At the time of her testing, Sunny was still single. While she sometimes had friends go to appointments with her, she couldn’t ask them to take off work all the time. “The day the neurologist told me I had ALS,” she remembers, “I was there all by myself.” That neurologist, who eventually became one of Sunny’s close friends, later told her that she felt so bad giving her that diagnosis when she was alone, but, says Sunny, “she just couldn’t let me walk out without telling me the truth.”
And yet, she says, “The day I got diagnosed was such a relief. It’s absurd to think of it that way, but I had been chasing and chasing and chasing for so long that it was such a relief to have an answer. I didn’t care which umbrella I held as long as I was holding one.”
From there, Sunny dove into the ALS community. Within months of her diagnosis, she was attending clinics and working with the ALS Association by doing walks, attending webinars, and attending the annual Advocacy Conference in Washington, D.C. Since then she has also attended the International Symposium on MND/ALS, which took place in Scotland, and recently applied to attend the upcoming 2019 Muscular Dystrophy Association Conference.

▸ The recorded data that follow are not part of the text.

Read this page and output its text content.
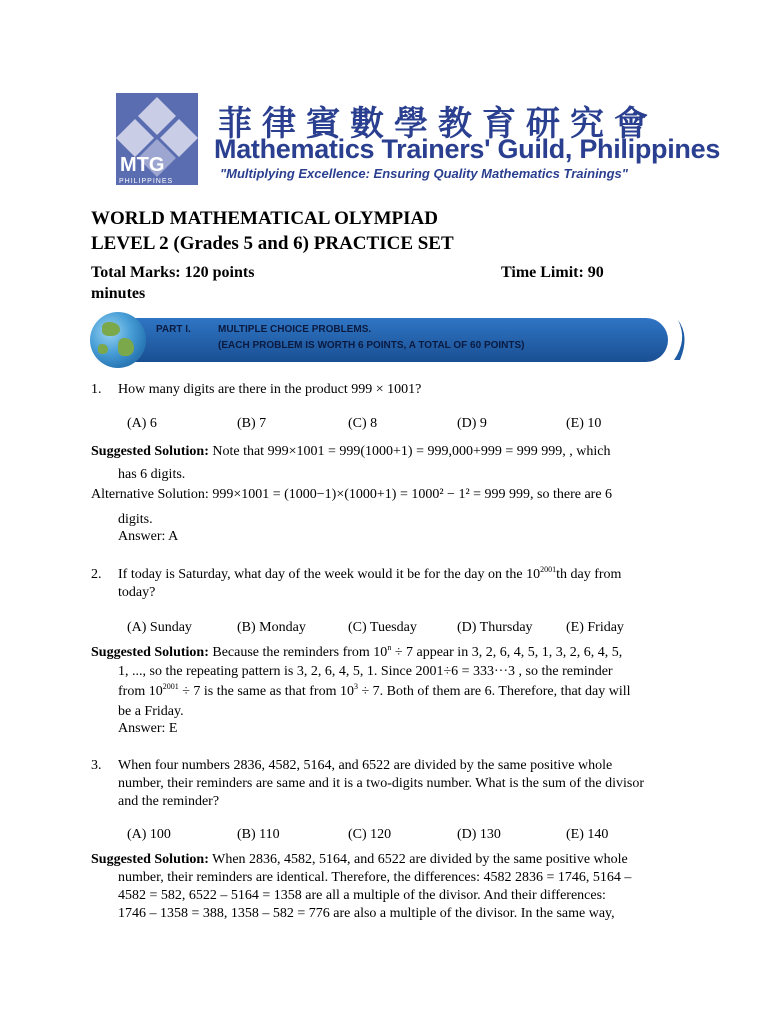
MTG
PHILIPPINES
菲律賓數學教育研究會
Mathematics Trainers' Guild, Philippines
"Multiplying Excellence: Ensuring Quality Mathematics Trainings"
WORLD MATHEMATICAL OLYMPIAD
LEVEL 2 (Grades 5 and 6) PRACTICE SET
Total Marks: 120 points	Time Limit: 90
minutes
PART I.	MULTIPLE CHOICE PROBLEMS.
(EACH PROBLEM IS WORTH 6 POINTS, A TOTAL OF 60 POINTS)
1. How many digits are there in the product 999 × 1001?
(A) 6	(B) 7	(C) 8	(D) 9	(E) 10
Suggested Solution: Note that 999×1001 = 999(1000+1) = 999,000+999 = 999 999, , which
has 6 digits.
Alternative Solution: 999×1001 = (1000−1)×(1000+1) = 1000² − 1² = 999 999, so there are 6
digits.
Answer: A
2. If today is Saturday, what day of the week would it be for the day on the $10^{2001}th$ day from
today?
(A) Sunday	(B) Monday	(C) Tuesday	(D) Thursday (E) Friday
Suggested Solution: Because the reminders from $10^n \div 7$ appear in 3, 2, 6, 4, 5, 1, 3, 2, 6, 4, 5,
1, ..., so the repeating pattern is 3, 2, 6, 4, 5, 1. Since 2001÷6 = 333···3 , so the reminder
from $10^{2001} \div 7$ is the same as that from $10^3 \div 7$. Both of them are 6. Therefore, that day will
be a Friday.
Answer: E
3. When four numbers 2836, 4582, 5164, and 6522 are divided by the same positive whole
number, their reminders are same and it is a two-digits number. What is the sum of the divisor
and the reminder?
(A) 100	(B) 110	(C) 120	(D) 130	(E) 140
Suggested Solution: When 2836, 4582, 5164, and 6522 are divided by the same positive whole
number, their reminders are identical. Therefore, the differences: 4582 2836 = 1746, 5164 –
4582 = 582, 6522 – 5164 = 1358 are all a multiple of the divisor. And their differences:
1746 – 1358 = 388, 1358 – 582 = 776 are also a multiple of the divisor. In the same way,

And in the midst of all these ALS ups and down, Sunny has fallen in love, gotten married, adopted many pets (whom she frequently blogs about), and traveled. Yes, there are days when she feels so terrible “it’s not worth the effort of putting on a bra and leaving the house.” Yes, she’s lost almost all her manual dexterity and has to take notes using her phone and voice texting. Yes, her voice has become a lot more monotone as dysarthria looms. And, yes, she walks a bit like Frankenstein, stiff-legged with a wide gait. But she refuses to give up her quality of life.

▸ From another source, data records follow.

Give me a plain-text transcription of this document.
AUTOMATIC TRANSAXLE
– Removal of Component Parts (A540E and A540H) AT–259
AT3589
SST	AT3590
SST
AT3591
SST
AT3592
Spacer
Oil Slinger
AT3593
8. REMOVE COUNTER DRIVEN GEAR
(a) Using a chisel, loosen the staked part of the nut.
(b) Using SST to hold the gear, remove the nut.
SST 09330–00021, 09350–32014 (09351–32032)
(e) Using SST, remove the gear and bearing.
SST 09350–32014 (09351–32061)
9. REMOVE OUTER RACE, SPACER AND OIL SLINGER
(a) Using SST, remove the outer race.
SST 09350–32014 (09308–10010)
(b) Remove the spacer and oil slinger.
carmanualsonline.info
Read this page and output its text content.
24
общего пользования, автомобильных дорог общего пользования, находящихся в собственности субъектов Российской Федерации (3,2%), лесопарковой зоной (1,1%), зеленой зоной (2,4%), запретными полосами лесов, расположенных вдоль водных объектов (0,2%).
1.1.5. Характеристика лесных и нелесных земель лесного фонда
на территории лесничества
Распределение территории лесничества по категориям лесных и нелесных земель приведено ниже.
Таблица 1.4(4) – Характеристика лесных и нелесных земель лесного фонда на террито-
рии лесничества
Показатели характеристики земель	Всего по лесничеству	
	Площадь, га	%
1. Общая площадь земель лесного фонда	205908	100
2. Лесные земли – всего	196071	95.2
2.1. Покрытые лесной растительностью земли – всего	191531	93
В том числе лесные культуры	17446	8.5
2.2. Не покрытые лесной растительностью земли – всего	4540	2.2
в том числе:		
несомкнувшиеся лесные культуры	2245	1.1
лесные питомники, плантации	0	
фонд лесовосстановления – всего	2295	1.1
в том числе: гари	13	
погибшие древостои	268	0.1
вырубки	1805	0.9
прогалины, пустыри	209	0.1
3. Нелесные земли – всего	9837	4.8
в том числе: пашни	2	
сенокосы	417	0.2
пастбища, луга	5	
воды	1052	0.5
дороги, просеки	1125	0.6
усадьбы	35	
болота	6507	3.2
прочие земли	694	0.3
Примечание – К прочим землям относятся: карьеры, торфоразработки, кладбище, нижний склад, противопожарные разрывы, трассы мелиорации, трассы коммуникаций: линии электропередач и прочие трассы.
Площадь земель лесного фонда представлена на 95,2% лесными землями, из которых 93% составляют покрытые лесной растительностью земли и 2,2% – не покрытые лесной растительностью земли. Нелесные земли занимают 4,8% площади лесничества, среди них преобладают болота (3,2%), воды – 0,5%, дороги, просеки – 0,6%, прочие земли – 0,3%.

Through and through, Sunny is a people person. Each quarter she attends a clinic with ten to fifteen other ALS patients and their caregivers. She meets with her neurologist, dietitian, social worker, nurse, and clinical coordinator, and the rest of the visit is basically a big party with barbecue and donuts. “To be able to get through all my appointments and visit with other families is huge,” she says.
While working on her blog one day, Sunny had the idea for a story-sharing project. She called it #TalkALSToMe. She pitched the idea to her clinic community, and was stunned by how easily people “poured their hearts out.” She shared their stories on her blog and sparked a viral ALS story exchange on Twitter and other social media platforms. It’s rare to read digital content that is at once deeply personal and universally relatable, but Sunny has a knack for it. Witty, wry, and down-to-earth, she finds ways to spotlight the happiness, love, and hilarity hiding in the day-to-day struggles of ALS.
When she first published her blog, Sunny could not imagine the widespread impact it would have on the ALS community. When she had to quit her job three and a half years after her diagnosis, it was a blow, to put it lightly. But since then she has thrown herself into the ALS community, and she has come to the realization that using her blog to reach others in the ALS community is her calling. “It’s a really sucky club to join but it’s a wonderful community to be a part of,” she says.
The granddaughter of an ALS patient, Emma Comery is a Writer and Social Media Contributor with a passion for spotlighting amazing humans and writing stories that both inform and inspire.